Это понимание и ощущение себя как абсолютно голого не только в физиологическом, но и в метафизическом плане, – а метафизически голый не может потерпеть никакого ущерба, поскольку не владеет ничем и не зависит ни от чего, – привело меня в состояние изумленной радости и полного внутреннего покоя.

С любовью и состраданием к кускам и спиногрызам я выполнял самые садистские их приказы, веселясь о том, что мучая меня, – думая, что мучая меня! – они находили для себя смысл существования.

В конечном счете они заметили, что что-то здесь не так, что салабон непрерывно весел, но не услужлив, работящ, но не заискивает, охотно драит очки, но ничего не боится, заботится о казённом, но думает, кажется, только о своём, и не прошло и трех месяцев, как меня раз и навсегда оставили в покое, а я продолжал жить так же, как жил, – радостно и думая о своём.

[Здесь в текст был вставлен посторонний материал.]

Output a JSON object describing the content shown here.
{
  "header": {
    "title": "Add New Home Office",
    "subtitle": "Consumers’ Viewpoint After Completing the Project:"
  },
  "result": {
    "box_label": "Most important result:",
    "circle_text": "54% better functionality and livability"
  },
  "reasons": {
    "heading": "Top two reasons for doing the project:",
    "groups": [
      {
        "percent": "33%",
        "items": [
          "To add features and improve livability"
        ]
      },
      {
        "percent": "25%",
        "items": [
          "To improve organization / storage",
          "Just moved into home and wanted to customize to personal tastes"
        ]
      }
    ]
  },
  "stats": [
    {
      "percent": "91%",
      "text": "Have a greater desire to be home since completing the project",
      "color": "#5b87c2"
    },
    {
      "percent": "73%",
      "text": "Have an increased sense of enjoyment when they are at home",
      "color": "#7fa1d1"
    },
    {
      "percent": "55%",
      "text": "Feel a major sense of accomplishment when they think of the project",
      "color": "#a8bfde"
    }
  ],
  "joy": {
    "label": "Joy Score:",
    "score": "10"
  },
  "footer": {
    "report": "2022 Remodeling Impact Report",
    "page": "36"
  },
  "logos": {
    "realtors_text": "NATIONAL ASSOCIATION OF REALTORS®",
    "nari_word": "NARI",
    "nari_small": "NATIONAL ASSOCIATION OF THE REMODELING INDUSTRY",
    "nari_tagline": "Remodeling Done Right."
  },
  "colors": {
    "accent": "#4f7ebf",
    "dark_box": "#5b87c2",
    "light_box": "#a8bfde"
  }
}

Пока с целины не вернулся товарищ старший сержант.

Возвращение старшего сержанта стало вторым базовым событием, раз и навсегда переменившим моё сознание.

Вовк

Старший сержант Вовк был призван на действительную службу не в 19 лет, как все нормальные люди, а в 27, на самом пределе срока. Дома он оставил жену и был страшен. И, конечно, не Баба Настя и Хряк, и не гауптштурмфюрер Абзец, а спиногрыз Вовк был истинным тираном, согласно учению Дона Хуана Матуса, и абсолютным повелителем батареи связи, в которой я служил радистом.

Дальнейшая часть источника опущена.